47.      It is therefore perfectly conceivablethat all the forms of gambling authorised in a Member State may, in light of the conditions laid down by that State for the operation thereof, be conducive to the application of VAT, such as the slot machines in the Glawe judgment, with the result that none of them will be exempt.

48.      I well note that the objective underpinning Article 135(1)(i) of Directive 2006/112 does not warrant the imposition, in circumscription of the power of exemption conferred on the Member States under that provision, of a quantitative or proportional criterion that would have mandatory value throughout the European Union.

49.      In the light of the foregoing, I propose that the Court should rule that Article 135(1)(i) of Directive 2006/112 must be interpreted as meaning that a Member State is entitled to limit the exemption of gambling from VAT to a limited number of forms of gambling, such as betting and lotteries, and to make all other forms of gambling, including slot machines, subject to that tax.

IV –  Conclusion

50.      In the light of the foregoing considerations I propose that the Court should reply in the following terms to the question referred for a preliminary ruling by the Bundesfinanzhof:

Article 135(1)(i) of Council Directive 2006/112/EC of 28 November 2006 on the common system of value added tax must be interpreted as meaning that a Member State is entitled to limit the exemption of gambling from value added tax to a limited number of forms of gambling, such as betting and lotteries, and to make all other forms of gambling, including slot machines, subject to that tax.


1 – Original language: French.


2 – Council Directive 2006/112/EC of 28 November 2006 on the common system of value added tax (OJ 2006 L 347, p. 1).


3 – Sixth Council Directive 77/388/EEC of 17 May 1977 on the harmonisation of the laws of the Member States relating to turnover taxes – Common system of value added tax: uniform basis of assessment (OJ 1977 L 145, p. 1) (‘the Sixth Directive’), repealed, as from 1 January 2007, by Directive 2006/112.
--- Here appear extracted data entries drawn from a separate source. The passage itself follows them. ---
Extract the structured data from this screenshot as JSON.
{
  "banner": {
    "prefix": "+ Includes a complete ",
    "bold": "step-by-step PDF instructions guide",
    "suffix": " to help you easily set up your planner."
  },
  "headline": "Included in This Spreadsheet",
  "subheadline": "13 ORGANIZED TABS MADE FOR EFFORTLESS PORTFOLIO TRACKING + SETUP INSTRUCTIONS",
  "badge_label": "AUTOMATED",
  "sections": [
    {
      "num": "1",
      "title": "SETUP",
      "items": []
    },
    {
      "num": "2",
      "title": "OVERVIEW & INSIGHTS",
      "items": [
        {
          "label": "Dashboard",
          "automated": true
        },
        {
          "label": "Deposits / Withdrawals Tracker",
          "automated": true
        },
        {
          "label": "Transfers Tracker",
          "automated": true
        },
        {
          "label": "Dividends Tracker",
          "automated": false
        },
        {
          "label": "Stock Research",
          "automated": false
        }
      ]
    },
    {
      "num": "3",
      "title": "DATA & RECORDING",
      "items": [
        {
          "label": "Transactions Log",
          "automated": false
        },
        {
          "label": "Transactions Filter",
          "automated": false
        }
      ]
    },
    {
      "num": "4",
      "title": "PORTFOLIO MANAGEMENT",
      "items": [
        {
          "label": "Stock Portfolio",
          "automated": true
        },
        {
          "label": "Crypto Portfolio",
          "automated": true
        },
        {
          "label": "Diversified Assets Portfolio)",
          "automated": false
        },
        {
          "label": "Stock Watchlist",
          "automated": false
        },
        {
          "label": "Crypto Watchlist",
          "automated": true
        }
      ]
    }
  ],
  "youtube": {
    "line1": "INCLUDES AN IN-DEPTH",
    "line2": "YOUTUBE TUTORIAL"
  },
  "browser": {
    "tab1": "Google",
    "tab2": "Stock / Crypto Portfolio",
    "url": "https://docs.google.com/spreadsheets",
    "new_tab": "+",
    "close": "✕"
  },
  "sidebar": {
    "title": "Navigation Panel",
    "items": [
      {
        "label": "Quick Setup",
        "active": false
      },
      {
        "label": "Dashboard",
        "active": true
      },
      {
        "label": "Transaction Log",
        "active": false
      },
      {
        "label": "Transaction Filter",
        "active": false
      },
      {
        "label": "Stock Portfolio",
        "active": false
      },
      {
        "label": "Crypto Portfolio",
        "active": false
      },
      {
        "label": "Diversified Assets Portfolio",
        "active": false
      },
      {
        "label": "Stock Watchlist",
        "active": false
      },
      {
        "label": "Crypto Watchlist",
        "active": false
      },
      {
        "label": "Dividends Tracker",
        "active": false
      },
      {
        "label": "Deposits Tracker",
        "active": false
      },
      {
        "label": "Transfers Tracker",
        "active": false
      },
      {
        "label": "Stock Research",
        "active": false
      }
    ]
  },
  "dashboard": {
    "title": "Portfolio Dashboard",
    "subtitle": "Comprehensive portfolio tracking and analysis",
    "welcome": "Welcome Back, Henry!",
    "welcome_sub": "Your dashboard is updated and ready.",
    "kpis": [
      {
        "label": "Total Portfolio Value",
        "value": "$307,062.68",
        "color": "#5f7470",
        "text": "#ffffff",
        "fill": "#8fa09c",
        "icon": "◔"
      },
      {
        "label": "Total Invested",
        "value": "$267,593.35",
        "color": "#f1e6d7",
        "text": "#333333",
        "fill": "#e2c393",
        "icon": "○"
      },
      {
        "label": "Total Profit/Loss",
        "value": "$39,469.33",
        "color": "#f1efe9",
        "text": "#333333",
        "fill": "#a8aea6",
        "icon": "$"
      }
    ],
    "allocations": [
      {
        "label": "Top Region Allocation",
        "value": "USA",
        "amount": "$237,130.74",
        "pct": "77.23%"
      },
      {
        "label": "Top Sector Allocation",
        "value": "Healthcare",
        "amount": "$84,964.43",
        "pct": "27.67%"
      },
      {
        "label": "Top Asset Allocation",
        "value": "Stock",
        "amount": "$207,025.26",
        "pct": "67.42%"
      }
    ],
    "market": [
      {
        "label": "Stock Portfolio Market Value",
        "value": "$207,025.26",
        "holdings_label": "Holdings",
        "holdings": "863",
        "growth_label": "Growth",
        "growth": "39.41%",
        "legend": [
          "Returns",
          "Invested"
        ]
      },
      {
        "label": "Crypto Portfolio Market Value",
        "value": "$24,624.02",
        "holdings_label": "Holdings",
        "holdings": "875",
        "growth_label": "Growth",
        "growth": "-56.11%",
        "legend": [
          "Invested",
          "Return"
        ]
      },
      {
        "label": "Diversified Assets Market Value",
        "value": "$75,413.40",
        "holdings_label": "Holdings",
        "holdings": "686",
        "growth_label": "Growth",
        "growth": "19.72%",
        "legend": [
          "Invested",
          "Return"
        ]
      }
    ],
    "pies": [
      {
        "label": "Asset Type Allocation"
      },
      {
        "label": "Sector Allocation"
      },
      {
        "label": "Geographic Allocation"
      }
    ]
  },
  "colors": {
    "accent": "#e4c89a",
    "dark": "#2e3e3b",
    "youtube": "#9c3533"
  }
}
4 – C-38/93, [1994] ECR I-1679.


5 – C-283/95, [1998] I-3369 (paragraphs 27, 28 and 31).


6 – Joined Cases C-453/02 and C-462/02, [2005] ECR I-1131 (paragraph 24).


7 – Linneweber and Akritidis (paragraph 29).


8 – BGBl. 2005 I, p. 386, Law as amended by the Law combating abuses of tax law (Gesetz zur Eindämmung missbräuchlicher Steuergestaltungen) of 28 April 2006 (BGBl. 2006 I, p. 1095; ‘the UStG’).


9 – That is to say, the Kingdom of Belgium, the Federal Republic of Germany, Ireland and the United Kingdom of Great Britain and Northern Ireland.


10 – Judgment in Case C-246/04 Turn- und Sportunion Waldburg [2006] ECR I-589, paragraph 31.


11 – Judgment in Case C-89/05 United Utilities [2006] ECR I-6813, paragraph 23.


12 – See judgment in Case C-275/92 Schindler [1994] ECR I-1039, paragraph 61, on the prohibition of large-scale lotteries in the United Kingdom.